Luc ARNAL, Institut de l’Audition, Institut Pasteur, INSERM-UA06, Équipe Cognition et communication auditive
"The sound of salience: how rough sounds hijack exogenous attentional systems"
Abstract : Communication signals such as speech or music, are complex signals that exploit a large variety of acoustic features to trigger specific emotional and behavioral responses in the listener. However, the way we use some acoustic features to manipulate listeners’ affective states and reactions remains mysterious. Hypothesizing that acoustic niches (or attributes such as roughness, pitch, etc.) are naturally selected to carry specific information (danger, gender, etc.) as a function of the fitness of the stimulus and inducible reactions to promote survival, I recently showed that alarm signals (e.g. screams, sirens, but not neutral sounds like speech) exploit a restricted acoustic regime, known as roughness 14. This feature is devoted to communicate danger, enhance negative affective responses and elicit faster reactions.
Although they are scarcely present in the natural environment, rough sounds have considerable effects on perceptual, emotional and behavioral responses.
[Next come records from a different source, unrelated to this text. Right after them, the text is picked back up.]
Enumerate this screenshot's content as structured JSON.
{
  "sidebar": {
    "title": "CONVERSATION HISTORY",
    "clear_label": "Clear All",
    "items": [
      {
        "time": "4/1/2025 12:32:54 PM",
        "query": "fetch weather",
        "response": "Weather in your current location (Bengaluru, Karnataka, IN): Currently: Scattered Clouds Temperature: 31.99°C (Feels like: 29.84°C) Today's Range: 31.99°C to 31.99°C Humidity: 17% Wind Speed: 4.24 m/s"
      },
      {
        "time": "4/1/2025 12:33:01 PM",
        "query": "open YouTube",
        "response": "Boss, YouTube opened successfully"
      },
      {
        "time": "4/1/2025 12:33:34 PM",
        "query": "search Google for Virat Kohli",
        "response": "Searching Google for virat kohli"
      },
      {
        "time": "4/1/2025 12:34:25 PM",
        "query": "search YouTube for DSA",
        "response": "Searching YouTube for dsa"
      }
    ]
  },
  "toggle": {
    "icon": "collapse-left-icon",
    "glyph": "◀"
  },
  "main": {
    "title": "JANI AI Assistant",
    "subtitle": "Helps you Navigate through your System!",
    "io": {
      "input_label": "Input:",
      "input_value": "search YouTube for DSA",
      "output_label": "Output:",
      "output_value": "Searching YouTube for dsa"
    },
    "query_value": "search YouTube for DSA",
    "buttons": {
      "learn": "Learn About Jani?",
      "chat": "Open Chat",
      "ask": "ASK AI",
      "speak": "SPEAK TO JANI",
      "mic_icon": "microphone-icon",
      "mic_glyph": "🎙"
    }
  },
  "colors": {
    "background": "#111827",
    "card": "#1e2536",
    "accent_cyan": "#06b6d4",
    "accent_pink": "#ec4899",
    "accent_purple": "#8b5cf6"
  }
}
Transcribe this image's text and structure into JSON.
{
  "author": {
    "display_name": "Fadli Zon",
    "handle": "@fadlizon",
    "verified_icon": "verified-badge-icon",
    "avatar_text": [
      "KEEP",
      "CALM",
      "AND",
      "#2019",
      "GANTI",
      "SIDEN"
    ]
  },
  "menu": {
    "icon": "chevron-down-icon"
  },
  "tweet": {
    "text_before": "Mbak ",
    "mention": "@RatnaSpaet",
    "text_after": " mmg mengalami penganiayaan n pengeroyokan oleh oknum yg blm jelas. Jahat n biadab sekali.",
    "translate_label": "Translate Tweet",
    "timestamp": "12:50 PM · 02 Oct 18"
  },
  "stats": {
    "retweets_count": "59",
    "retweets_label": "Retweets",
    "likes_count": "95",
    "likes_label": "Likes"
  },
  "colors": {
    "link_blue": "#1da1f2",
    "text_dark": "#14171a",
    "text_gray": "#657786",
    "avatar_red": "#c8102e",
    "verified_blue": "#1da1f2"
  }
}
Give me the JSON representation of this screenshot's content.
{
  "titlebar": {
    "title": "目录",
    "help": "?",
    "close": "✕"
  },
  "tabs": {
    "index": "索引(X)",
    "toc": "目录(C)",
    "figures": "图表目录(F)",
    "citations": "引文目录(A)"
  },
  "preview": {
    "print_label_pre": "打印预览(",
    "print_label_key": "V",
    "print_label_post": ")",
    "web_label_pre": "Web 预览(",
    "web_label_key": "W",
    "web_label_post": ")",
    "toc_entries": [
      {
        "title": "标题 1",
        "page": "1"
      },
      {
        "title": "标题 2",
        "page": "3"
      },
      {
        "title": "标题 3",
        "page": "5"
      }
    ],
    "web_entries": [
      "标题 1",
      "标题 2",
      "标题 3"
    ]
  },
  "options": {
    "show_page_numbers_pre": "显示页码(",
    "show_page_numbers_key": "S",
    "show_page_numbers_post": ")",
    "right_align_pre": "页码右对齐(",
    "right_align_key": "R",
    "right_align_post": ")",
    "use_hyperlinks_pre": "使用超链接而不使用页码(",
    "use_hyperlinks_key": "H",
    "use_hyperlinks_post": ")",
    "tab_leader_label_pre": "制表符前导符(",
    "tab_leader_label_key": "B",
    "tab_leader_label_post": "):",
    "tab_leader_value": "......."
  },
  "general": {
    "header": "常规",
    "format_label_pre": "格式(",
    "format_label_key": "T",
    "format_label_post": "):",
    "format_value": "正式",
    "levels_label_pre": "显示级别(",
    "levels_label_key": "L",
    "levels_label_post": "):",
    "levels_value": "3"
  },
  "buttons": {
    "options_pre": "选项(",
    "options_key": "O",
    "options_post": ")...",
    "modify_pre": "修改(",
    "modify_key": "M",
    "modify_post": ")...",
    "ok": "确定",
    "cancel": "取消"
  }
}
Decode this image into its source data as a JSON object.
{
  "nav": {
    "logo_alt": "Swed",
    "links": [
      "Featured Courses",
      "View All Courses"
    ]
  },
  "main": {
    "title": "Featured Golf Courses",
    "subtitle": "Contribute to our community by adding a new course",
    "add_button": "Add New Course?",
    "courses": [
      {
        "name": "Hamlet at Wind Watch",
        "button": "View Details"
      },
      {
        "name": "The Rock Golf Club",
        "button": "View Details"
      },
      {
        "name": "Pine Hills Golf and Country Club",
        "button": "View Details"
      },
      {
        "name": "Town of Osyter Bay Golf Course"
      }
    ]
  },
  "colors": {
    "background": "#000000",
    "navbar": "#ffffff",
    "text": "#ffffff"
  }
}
Fast repetitive inputs such as strobe lights, phone vibrators or rough alarm signals induce temporally salient, annoying percepts that efficiently capture attention, even at low signal-to-noise ratio. These sounds are almost impossible to ignore or suppress perceptually, and long-term exposure to rough sounds like screams causes tremendous stress in the listener’s brain 17, sometimes leading to maladaptive reactions (e.g. shaken baby syndrome).
Here, I will describe the neural underpinning of roughness in the human brain to illuminate how these sounds take over the control of our salience system by forcing exogenous attention in time. Measuring neural responses to click trains of varying rates during intracranial recordings in eleven epileptic patients 21, I show that sounds in the roughness [30–80 Hz] range are maximally aversive by synchronizing a widespread network of subcortical and cortico-limbic regions belonging to the Salience System. In a subsequent EEG experiment, I show that aversive and electrophysiological responses to rough sounds reliably probe this system and predict inter-individual anxiety. I will argue that these results are compatible with the notion that rough sounds target the Salience System via a primitive, non-classical subcortical system involved in sensory salience and arousal.